Day Fifteen
https://www.wildlifetrusts.org/webcams
https://www.brockholes.org/wildlife-cameras
https://www.norfolkwildlifetrust.org.uk/news-and-articles/wildlife-cameras/view-all-wildlife-cameras
https://www.somersetwildlife.org/swtbarnowls
KESTREL CAM
I had imagined rapid-fire laying
after a heavy gravidity:
one after one after one after one
and a concentrated brooding.
Not one left in its newness, uneasy
whilst the falcon grew round inside,
flew quick flights around the nest-scrape
to ease the next’s passage. One.
After one. After one. Not till the fourth
did the lens fill with the female
covering all dedicatedly, chasing the male away
at food handoff time, tucking her head
this way and that, closing one eye
and sleep-watching. Shifting in high winds
that sang merry hell, spinning her about.
She faced them down, whilst underneath
eggs warmed, rocked, finally cracked open
loosing mouths equally fed, despite
size and age disparity.
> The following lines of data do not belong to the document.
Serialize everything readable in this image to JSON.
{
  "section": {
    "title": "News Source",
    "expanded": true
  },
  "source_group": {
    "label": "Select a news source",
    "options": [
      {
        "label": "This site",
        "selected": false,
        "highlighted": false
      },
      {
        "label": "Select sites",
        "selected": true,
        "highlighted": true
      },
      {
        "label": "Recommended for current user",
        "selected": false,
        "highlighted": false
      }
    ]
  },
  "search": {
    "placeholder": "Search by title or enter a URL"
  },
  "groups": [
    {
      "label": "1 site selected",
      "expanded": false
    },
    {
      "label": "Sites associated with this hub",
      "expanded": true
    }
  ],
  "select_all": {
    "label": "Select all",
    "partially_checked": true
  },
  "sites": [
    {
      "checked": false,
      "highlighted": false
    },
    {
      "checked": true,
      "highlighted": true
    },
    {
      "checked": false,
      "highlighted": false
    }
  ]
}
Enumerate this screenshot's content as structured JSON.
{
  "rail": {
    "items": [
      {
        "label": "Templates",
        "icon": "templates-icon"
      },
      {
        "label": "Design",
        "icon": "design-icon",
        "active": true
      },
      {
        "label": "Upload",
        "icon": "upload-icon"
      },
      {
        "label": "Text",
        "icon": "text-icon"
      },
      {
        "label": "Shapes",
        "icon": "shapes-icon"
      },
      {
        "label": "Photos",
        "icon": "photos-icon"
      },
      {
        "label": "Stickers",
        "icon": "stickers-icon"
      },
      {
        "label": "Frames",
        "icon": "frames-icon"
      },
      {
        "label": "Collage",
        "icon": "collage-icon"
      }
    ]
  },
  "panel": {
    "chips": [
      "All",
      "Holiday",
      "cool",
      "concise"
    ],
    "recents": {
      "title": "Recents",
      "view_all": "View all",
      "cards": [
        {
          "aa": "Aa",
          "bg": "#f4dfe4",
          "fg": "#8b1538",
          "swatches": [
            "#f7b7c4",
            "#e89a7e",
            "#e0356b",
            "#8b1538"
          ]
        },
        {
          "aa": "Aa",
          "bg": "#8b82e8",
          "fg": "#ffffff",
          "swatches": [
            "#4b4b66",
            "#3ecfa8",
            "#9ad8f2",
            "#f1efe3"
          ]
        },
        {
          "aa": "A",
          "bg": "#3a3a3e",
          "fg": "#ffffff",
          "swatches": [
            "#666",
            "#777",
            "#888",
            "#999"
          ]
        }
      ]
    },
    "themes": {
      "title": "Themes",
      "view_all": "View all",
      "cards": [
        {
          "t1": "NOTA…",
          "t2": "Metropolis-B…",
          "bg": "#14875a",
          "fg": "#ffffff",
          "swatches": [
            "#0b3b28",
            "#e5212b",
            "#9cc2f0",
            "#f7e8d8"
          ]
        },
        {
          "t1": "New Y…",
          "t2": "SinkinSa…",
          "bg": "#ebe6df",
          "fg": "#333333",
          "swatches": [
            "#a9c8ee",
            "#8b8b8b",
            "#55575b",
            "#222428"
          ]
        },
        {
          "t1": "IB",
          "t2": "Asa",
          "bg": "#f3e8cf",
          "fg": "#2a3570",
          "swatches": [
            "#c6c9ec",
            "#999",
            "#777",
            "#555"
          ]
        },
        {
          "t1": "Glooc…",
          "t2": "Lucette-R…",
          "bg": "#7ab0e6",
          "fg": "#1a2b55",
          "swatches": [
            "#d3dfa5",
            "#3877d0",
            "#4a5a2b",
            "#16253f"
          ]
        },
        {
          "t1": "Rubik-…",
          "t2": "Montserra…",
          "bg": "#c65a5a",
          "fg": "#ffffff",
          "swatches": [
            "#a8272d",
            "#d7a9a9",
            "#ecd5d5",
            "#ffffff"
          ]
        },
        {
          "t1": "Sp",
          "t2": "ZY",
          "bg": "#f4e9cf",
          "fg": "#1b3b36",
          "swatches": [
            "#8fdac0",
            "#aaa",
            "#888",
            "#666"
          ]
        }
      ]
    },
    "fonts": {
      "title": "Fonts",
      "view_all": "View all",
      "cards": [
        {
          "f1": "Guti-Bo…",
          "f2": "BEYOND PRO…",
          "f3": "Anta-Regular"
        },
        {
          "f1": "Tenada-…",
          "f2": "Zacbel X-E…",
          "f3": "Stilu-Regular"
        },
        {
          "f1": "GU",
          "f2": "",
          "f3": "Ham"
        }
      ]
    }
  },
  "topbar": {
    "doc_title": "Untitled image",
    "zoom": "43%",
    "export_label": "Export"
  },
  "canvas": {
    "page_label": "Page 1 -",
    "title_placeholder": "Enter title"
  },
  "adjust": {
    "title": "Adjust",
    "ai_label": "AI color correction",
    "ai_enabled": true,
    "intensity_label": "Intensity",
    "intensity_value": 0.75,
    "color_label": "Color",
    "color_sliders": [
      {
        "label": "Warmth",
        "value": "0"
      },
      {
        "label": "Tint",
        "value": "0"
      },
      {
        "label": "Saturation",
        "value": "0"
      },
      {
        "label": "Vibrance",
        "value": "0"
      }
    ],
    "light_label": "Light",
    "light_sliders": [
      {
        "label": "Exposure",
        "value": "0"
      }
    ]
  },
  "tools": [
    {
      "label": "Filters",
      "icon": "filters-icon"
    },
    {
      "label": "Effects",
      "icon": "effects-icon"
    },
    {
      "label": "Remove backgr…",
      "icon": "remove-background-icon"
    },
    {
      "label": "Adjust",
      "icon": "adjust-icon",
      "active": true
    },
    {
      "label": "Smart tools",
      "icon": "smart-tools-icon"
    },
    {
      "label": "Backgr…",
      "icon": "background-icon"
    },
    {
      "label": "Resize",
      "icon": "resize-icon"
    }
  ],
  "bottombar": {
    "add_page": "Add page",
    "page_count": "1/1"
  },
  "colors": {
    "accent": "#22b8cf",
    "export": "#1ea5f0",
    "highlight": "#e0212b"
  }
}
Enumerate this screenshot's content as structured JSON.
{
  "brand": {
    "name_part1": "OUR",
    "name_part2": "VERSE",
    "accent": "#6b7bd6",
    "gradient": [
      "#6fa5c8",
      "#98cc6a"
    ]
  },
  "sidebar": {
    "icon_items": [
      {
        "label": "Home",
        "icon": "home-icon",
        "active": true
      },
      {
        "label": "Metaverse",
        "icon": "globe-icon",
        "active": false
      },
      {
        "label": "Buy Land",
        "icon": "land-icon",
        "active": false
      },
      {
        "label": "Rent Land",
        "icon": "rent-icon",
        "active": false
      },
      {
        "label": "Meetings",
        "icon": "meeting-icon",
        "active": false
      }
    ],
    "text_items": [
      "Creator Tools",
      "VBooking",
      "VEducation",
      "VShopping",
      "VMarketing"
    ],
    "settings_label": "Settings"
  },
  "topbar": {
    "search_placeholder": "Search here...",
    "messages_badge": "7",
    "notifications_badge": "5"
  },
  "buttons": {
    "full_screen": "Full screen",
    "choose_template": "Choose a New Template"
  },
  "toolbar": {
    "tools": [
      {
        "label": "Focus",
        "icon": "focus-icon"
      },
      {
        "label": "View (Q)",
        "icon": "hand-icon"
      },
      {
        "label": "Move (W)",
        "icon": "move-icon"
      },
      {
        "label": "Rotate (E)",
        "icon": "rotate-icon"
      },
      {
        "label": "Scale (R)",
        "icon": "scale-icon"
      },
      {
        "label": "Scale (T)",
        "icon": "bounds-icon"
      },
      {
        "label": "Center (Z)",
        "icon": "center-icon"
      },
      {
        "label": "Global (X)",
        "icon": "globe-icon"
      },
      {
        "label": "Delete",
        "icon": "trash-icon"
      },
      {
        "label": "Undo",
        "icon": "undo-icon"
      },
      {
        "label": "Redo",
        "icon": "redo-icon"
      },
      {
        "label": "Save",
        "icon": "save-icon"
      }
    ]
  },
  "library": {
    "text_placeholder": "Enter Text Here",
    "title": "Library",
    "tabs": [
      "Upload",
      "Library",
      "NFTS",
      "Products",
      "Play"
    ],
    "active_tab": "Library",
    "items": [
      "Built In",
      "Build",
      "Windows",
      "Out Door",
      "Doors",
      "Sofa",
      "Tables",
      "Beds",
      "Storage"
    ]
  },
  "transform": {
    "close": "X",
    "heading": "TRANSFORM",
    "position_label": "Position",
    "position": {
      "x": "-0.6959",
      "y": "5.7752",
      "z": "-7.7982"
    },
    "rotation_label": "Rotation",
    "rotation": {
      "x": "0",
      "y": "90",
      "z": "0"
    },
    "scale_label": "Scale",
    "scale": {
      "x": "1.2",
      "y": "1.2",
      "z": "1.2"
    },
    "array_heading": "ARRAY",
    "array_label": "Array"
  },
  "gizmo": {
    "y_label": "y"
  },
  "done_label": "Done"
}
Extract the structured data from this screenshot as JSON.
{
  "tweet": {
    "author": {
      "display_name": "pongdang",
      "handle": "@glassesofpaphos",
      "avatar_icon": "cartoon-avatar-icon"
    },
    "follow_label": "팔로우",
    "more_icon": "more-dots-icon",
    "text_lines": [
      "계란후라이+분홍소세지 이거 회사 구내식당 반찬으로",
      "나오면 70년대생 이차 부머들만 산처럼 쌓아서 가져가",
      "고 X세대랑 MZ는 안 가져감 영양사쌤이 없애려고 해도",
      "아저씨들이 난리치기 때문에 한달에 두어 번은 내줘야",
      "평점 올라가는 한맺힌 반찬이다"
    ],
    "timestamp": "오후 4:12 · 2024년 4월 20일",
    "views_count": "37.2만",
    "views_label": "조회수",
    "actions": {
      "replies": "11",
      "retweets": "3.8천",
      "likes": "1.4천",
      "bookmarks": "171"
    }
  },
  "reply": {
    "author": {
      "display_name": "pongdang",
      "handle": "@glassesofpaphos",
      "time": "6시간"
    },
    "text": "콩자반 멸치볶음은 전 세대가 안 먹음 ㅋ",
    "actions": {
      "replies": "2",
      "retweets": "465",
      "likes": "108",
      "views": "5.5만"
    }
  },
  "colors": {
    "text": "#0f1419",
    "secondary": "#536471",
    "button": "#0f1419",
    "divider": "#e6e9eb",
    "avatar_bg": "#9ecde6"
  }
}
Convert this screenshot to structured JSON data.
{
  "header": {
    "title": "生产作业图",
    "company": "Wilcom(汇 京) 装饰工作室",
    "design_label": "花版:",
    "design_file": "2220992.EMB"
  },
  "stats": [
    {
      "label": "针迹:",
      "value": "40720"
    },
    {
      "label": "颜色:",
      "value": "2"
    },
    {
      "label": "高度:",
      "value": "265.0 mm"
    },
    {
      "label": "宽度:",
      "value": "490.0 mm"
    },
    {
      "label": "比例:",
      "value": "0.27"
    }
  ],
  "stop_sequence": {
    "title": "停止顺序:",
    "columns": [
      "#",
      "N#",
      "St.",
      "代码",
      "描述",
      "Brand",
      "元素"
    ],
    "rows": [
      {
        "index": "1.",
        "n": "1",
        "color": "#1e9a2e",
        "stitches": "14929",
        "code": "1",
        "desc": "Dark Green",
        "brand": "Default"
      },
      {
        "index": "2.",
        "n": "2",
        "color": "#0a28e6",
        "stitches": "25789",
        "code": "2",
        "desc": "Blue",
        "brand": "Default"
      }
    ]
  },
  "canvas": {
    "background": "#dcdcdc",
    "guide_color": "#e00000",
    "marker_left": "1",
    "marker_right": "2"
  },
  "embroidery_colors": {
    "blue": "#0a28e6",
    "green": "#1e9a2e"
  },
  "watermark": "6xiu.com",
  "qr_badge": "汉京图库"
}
Feathers grew,
displaced down; soon they fledged.
One. After one. After one.
The last one sickened and failed.
Statistics say three out of four
beats the odds, but my thoughts
hover, play merry hell: a sudden decline,
a shuffling out of lens-reach.
Dying off-camera. Achieving in its last act
near-human privacy. The others flying on.